What
is the biggest threat to America? What
is our greatest problem? Russia? Nuclear war?
Domestic terrorism?
Inflation? Debt? Al Qaeda?
I recently attended a talk by John Guandolo, US military veteran,
retired FBI Field Officer, and expert on Jihad and Sharia Law; he contended
that it is none of the above. We are our
own greatest problem. A healthy body, he
said, can remain strong under a lot of stress and turmoil, but as soon as it
becomes sickly and weak, anything can take it down. He then compared said body to a nation:
well-founded and united nation can withstand many heavy blows from the outside,
but we have forgotten our founding principles and divided ourselves into
factions. America is weakened, and is
therefore vulnerable to the threat of civilizational jihad.
The
core of Guandolo’s lecture addressed “civilizational jihad in America.” The Council on American-Islamic Relations,
CAIR, is a Muslim civil liberties advocacy organization that is headquartered
on Capitol Hill in Washington, DC. In
other words, CAIR is the North American jihad, and the same in nature as Al
Qaeda, Hamas, ISIS, or the Muslim Brotherhood in Egypt or Syria. Guandolo pointed out that all are Islamic
extremist groups that differ only in tactics: their goal is to establish a
global caliphate, and they are doing it by infiltrating American social and
moral structure. Abdurahman Alamoudi,
the leader of the largest Muslim organization in North America, was a personal
advisor to President Clinton and is, according to Guandolo, largely responsible
for deciding what is taught about jihad in American public schools. Muslims in America frequently state their
intentions outright—and we do nothing.
Guandolo warns that their talk isn’t just saber-rattling or fear
mongering; they mean what they say and we ought to take them seriously. Most frightening of all is that the latest
FBI threat assessment did not include these guys! The folks at the very top of our government,
and so on down the line, either don’t know, don’t care, or are actually
welcoming Islamic jihadists into the very core of our nation.
I
left the lecture the other night feeling, frankly, rather crabby. I wasn’t exactly afraid—it’s hard to shake in
your shoes about something like this when you’re safe and secure in the
Colorado Christian University bubble—but I was certainly infuriated. My beloved America is being destroyed from
the inside, and I don’t know what to do
about it! Then it hit me—the words
of John Guandolo himself at the very beginning of his lecture: the greatest
threat is us. In the words of Abraham Lincoln, “America
will never be destroyed from the outside.
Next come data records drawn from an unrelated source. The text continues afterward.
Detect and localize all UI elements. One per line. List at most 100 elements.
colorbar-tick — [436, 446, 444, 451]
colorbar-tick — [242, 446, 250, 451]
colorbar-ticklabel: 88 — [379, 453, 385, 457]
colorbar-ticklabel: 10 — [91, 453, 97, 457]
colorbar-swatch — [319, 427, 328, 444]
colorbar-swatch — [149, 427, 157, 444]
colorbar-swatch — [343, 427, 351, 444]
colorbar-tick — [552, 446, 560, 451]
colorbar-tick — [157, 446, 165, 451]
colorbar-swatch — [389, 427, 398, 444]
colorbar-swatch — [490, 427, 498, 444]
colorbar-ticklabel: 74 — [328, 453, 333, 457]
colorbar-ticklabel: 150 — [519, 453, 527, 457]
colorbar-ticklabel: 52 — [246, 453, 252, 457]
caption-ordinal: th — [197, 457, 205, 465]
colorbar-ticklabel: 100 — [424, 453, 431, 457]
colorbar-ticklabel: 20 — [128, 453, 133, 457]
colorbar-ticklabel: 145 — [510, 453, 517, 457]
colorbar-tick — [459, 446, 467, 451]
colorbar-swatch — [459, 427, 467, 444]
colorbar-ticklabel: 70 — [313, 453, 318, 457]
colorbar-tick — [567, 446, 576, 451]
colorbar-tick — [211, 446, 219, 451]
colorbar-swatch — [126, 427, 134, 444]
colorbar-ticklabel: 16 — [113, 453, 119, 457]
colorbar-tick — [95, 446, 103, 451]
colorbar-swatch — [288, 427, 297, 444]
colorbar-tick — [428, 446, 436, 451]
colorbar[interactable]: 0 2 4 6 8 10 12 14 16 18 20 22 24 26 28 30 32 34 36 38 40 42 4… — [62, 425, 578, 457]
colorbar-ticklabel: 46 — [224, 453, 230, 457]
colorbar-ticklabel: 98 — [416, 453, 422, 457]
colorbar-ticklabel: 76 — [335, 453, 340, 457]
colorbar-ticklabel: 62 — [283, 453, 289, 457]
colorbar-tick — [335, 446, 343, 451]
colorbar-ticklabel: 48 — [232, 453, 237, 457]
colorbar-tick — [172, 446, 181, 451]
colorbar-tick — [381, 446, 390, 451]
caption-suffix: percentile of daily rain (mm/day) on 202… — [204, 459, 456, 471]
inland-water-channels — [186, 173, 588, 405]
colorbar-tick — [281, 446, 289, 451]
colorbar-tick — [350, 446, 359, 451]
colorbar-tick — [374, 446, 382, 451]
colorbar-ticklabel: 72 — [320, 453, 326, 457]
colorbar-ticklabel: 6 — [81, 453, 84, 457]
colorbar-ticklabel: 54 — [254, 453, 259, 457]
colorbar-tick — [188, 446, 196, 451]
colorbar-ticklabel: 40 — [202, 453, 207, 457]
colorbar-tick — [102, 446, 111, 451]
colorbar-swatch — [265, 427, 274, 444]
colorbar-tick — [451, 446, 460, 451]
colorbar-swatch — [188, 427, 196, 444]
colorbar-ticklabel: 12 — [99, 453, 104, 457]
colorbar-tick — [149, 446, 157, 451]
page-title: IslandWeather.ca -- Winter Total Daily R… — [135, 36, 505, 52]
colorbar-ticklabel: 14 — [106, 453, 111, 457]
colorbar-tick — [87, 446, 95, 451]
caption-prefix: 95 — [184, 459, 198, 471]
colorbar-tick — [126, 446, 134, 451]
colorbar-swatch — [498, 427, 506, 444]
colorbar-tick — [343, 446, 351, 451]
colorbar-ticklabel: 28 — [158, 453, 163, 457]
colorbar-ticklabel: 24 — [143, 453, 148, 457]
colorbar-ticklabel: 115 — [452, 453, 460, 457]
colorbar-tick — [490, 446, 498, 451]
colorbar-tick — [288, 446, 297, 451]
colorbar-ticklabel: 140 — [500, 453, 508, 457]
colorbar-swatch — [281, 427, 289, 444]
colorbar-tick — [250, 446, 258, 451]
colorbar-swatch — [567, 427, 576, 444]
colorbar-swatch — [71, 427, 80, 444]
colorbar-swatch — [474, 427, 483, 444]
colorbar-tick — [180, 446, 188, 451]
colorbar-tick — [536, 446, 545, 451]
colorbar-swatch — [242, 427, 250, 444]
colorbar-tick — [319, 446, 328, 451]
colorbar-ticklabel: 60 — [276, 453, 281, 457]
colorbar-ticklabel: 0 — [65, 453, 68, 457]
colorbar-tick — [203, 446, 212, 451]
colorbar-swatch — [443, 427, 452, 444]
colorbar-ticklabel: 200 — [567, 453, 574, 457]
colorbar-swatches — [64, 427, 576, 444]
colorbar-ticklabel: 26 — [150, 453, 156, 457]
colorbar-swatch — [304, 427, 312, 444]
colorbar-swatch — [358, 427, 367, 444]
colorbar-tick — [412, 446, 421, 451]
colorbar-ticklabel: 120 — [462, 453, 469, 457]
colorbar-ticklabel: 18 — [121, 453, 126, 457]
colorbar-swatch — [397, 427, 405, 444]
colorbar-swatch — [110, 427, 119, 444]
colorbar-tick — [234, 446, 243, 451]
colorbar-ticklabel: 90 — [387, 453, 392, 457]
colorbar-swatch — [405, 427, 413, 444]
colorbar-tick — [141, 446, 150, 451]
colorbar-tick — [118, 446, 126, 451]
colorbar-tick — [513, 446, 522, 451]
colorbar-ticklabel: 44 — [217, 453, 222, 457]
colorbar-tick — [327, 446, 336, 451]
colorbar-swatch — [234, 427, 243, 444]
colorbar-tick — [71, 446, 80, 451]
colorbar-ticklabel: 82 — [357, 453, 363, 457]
If we falter and lose our freedoms, it will be because we destroyed
ourselves.” This country is destroying itself, and sometimes it
seems rather hopeless. I just have to
keep doing what I’m doing: learning how to better communicate to my generation
so that I can help lead our country through this spiritual and moral storm.
And I can pray, because praying is not the least we can do—it’s the most we can do.